A major feature of the pathogenesis in otitis media, the most common disease in childhood, is an uncontrolled hyperplasia of the middle ear mucosa. Activation of innate immune receptors during the inflammatory process leads to the activation of intracellular transcription factors (NF-kB), which regulate both inflammatory response and cell tissue growth. We investigated these leading signaling pathways in otitis media in patient tissue and in "Human Middle Ear Epithelial Cell (HMEEC)" lines for therapeutic immunomodulation.

Methods:

Middle ear mucosa and healthy mucosa were removed during surgery procedures.
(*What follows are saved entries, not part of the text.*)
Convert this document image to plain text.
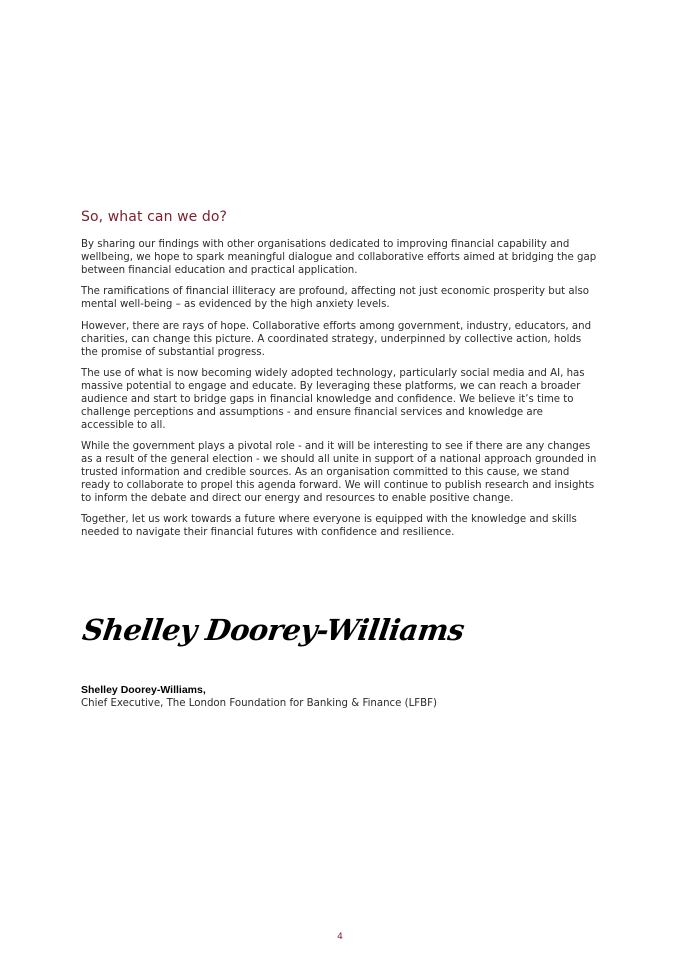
So, what can we do?

By sharing our findings with other organisations dedicated to improving financial capability and wellbeing, we hope to spark meaningful dialogue and collaborative efforts aimed at bridging the gap between financial education and practical application.

The ramifications of financial illiteracy are profound, affecting not just economic prosperity but also mental well-being – as evidenced by the high anxiety levels.

However, there are rays of hope. Collaborative efforts among government, industry, educators, and charities, can change this picture. A coordinated strategy, underpinned by collective action, holds the promise of substantial progress.

The use of what is now becoming widely adopted technology, particularly social media and AI, has massive potential to engage and educate. By leveraging these platforms, we can reach a broader audience and start to bridge gaps in financial knowledge and confidence. We believe it’s time to challenge perceptions and assumptions - and ensure financial services and knowledge are accessible to all.

While the government plays a pivotal role - and it will be interesting to see if there are any changes as a result of the general election - we should all unite in support of a national approach grounded in trusted information and credible sources. As an organisation committed to this cause, we stand ready to collaborate to propel this agenda forward. We will continue to publish research and insights to inform the debate and direct our energy and resources to enable positive change.

Together, let us work towards a future where everyone is equipped with the knowledge and skills needed to navigate their financial futures with confidence and resilience.

Shelley Doorey-Williams
Shelley Doorey-Williams,
Chief Executive, The London Foundation for Banking & Finance (LFBF)
4
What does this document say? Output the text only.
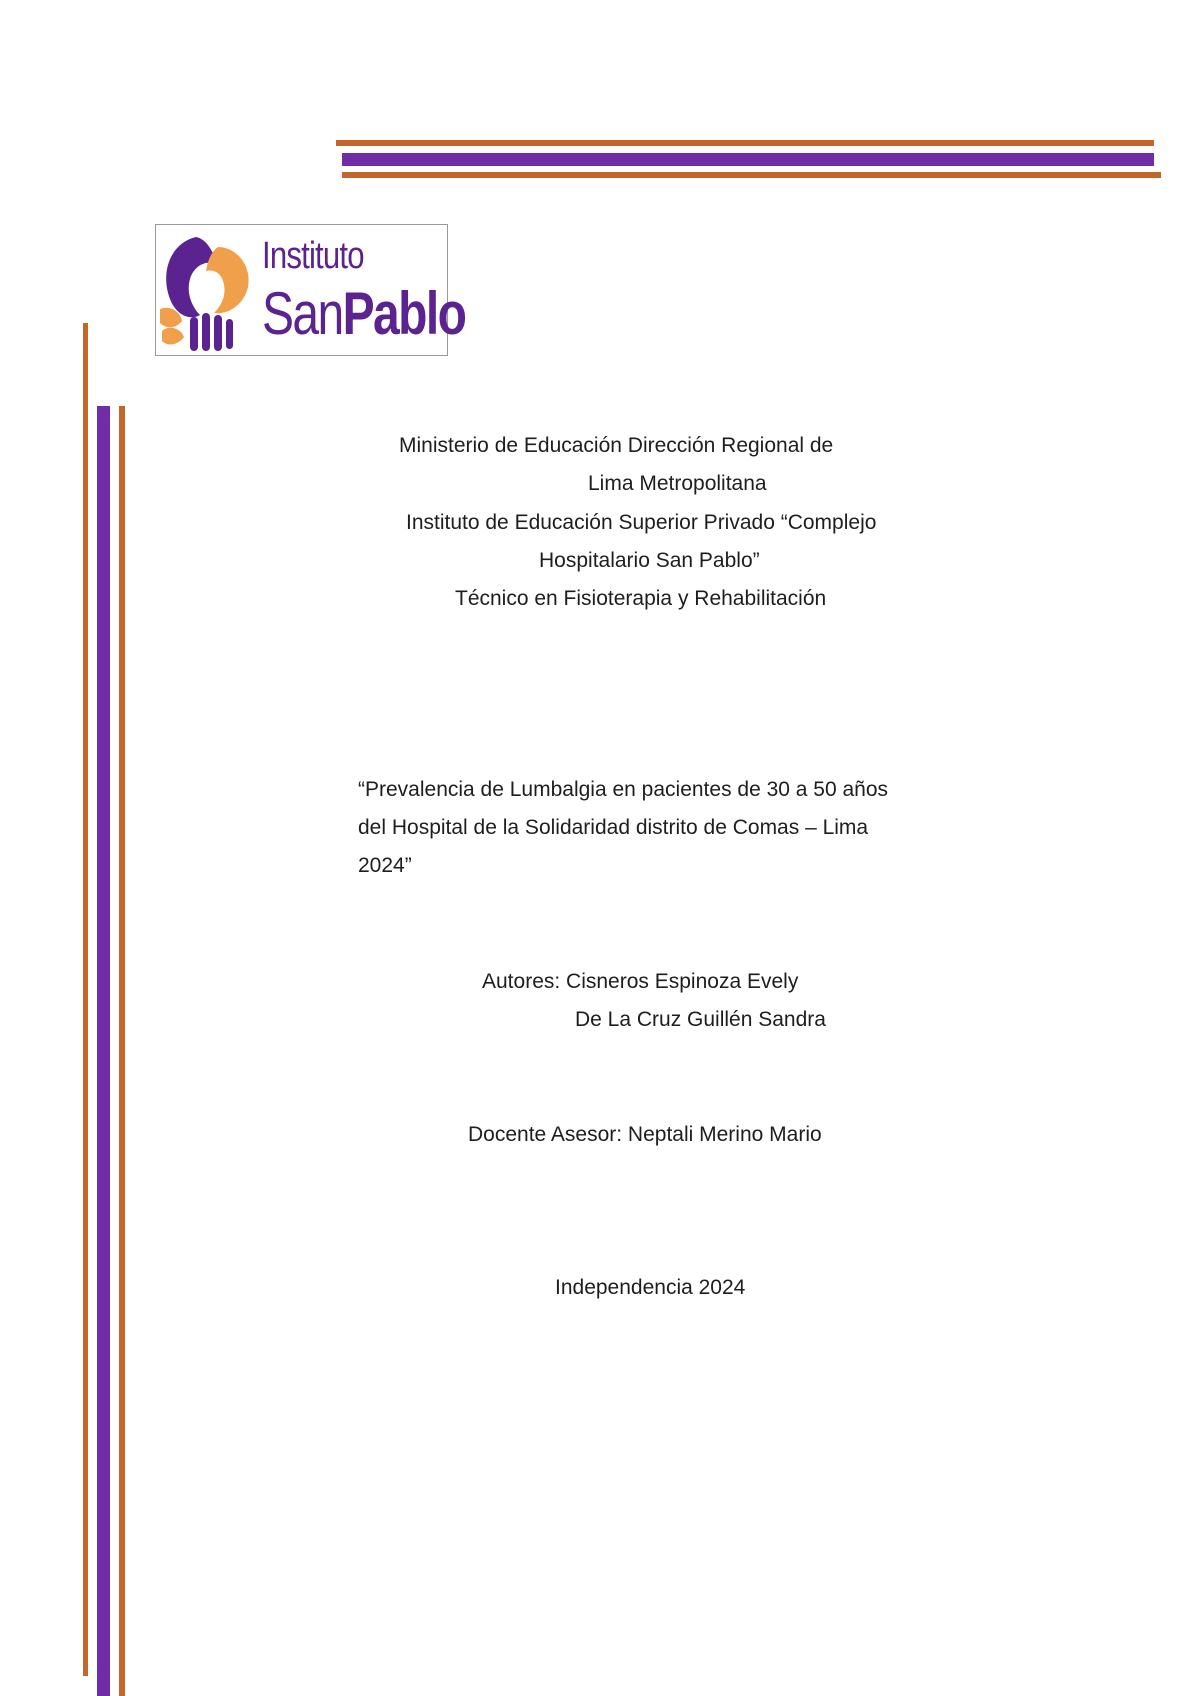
Instituto
SanPablo
Ministerio de Educación Dirección Regional de
Lima Metropolitana
Instituto de Educación Superior Privado “Complejo
Hospitalario San Pablo”
Técnico en Fisioterapia y Rehabilitación
“Prevalencia de Lumbalgia en pacientes de 30 a 50 años
del Hospital de la Solidaridad distrito de Comas – Lima
2024”
Autores: Cisneros Espinoza Evely
De La Cruz Guillén Sandra
Docente Asesor: Neptali Merino Mario
Independencia 2024
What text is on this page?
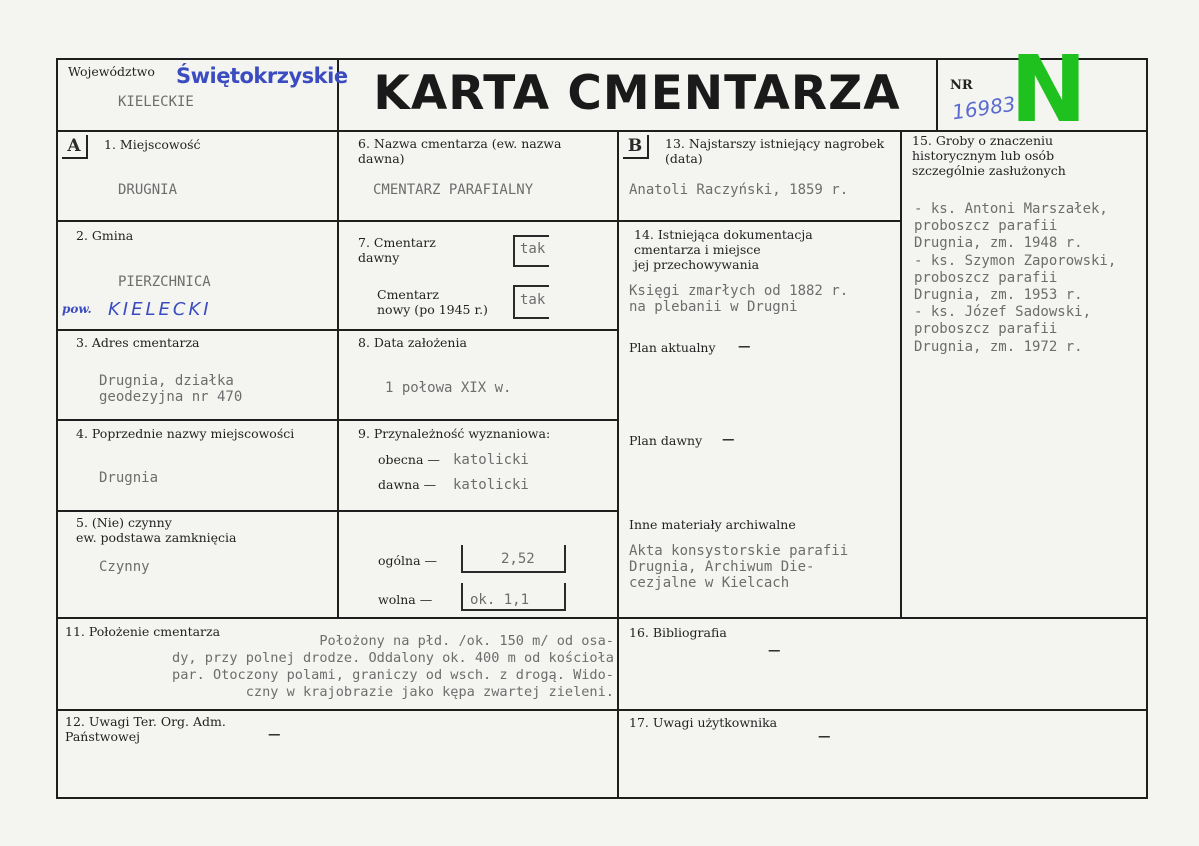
Województwo Świętokrzyskie
KIELECKIE	KARTA CMENTARZA	NR
16983
N
A	1. Miejscowość
DRUGNIA
2. Gmina
PIERZCHNICA
pow. KIELECKI
3. Adres cmentarza
Drugnia, działka
geodezyjna nr 470
4. Poprzednie nazwy miejscowości
Drugnia
5. (Nie) czynny
ew. podstawa zamknięcia
Czynny
6. Nazwa cmentarza (ew. nazwa
dawna)
CMENTARZ PARAFIALNY
7. Cmentarz
dawny
tak
Cmentarz
nowy (po 1945 r.)
tak
8. Data założenia
1 połowa XIX w.
9. Przynależność wyznaniowa:
obecna — katolicki
dawna — katolicki
ogólna —	2,52
wolna —	ok. 1,1
B	13. Najstarszy istniejący nagrobek
(data)
Anatoli Raczyński, 1859 r.
14. Istniejąca dokumentacja
cmentarza i miejsce
jej przechowywania
Księgi zmarłych od 1882 r.
na plebanii w Drugni
Plan aktualny —
Plan dawny —
Inne materiały archiwalne
Akta konsystorskie parafii
Drugnia, Archiwum Die-
cezjalne w Kielcach
15. Groby o znaczeniu
historycznym lub osób
szczególnie zasłużonych
- ks. Antoni Marszałek,
proboszcz parafii
Drugnia, zm. 1948 r.
- ks. Szymon Zaporowski,
proboszcz parafii
Drugnia, zm. 1953 r.
- ks. Józef Sadowski,
proboszcz parafii
Drugnia, zm. 1972 r.
11. Położenie cmentarza
Położony na płd. /ok. 150 m/ od osa-
dy, przy polnej drodze. Oddalony ok. 400 m od kościoła
par. Otoczony polami, graniczy od wsch. z drogą. Wido-
czny w krajobrazie jako kępa zwartej zieleni.
16. Bibliografia
—
12. Uwagi Ter. Org. Adm.
Państwowej	—
17. Uwagi użytkownika
—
Gen- and protein expression of the TLR-/NLR-related signal molecules was evaluated using qPCR, IHC, Elisa and Western blot. TUNEL staining and in situ apoptosis detection kit determined the apoptotic rate. The influence of the otitis media infection of different immunomodulating molecules (TNFα, MDP, Tri-DAP, SB203580, CHX) in HMEEC and NOD-overexpressed cells was examined after stimulation/inhibition on growth behavior and gene expression.

Results:

According to clinically and immunohistologically apparent uncontrolled persisting mucosal hyperplasia of the middle ear mucosa in chronic otitis media, a dysregulated gene and protein expression of inflammatory and apoptotic genes, such as TNF, CCL3, Casp3 and cleaved Casp3, could be detected. These molecules were regulated in the chronic middle ear inflammation of patients and after specific stimulation in the HMEECs and are thus suitable as possible immunological therapy approaches.

Conclusion:

Uncontrolled middle-ear mucosal hyperplasia is triggered by TLRs/NLRs immunoreceptors downstream inflammatory and apoptotic molecules.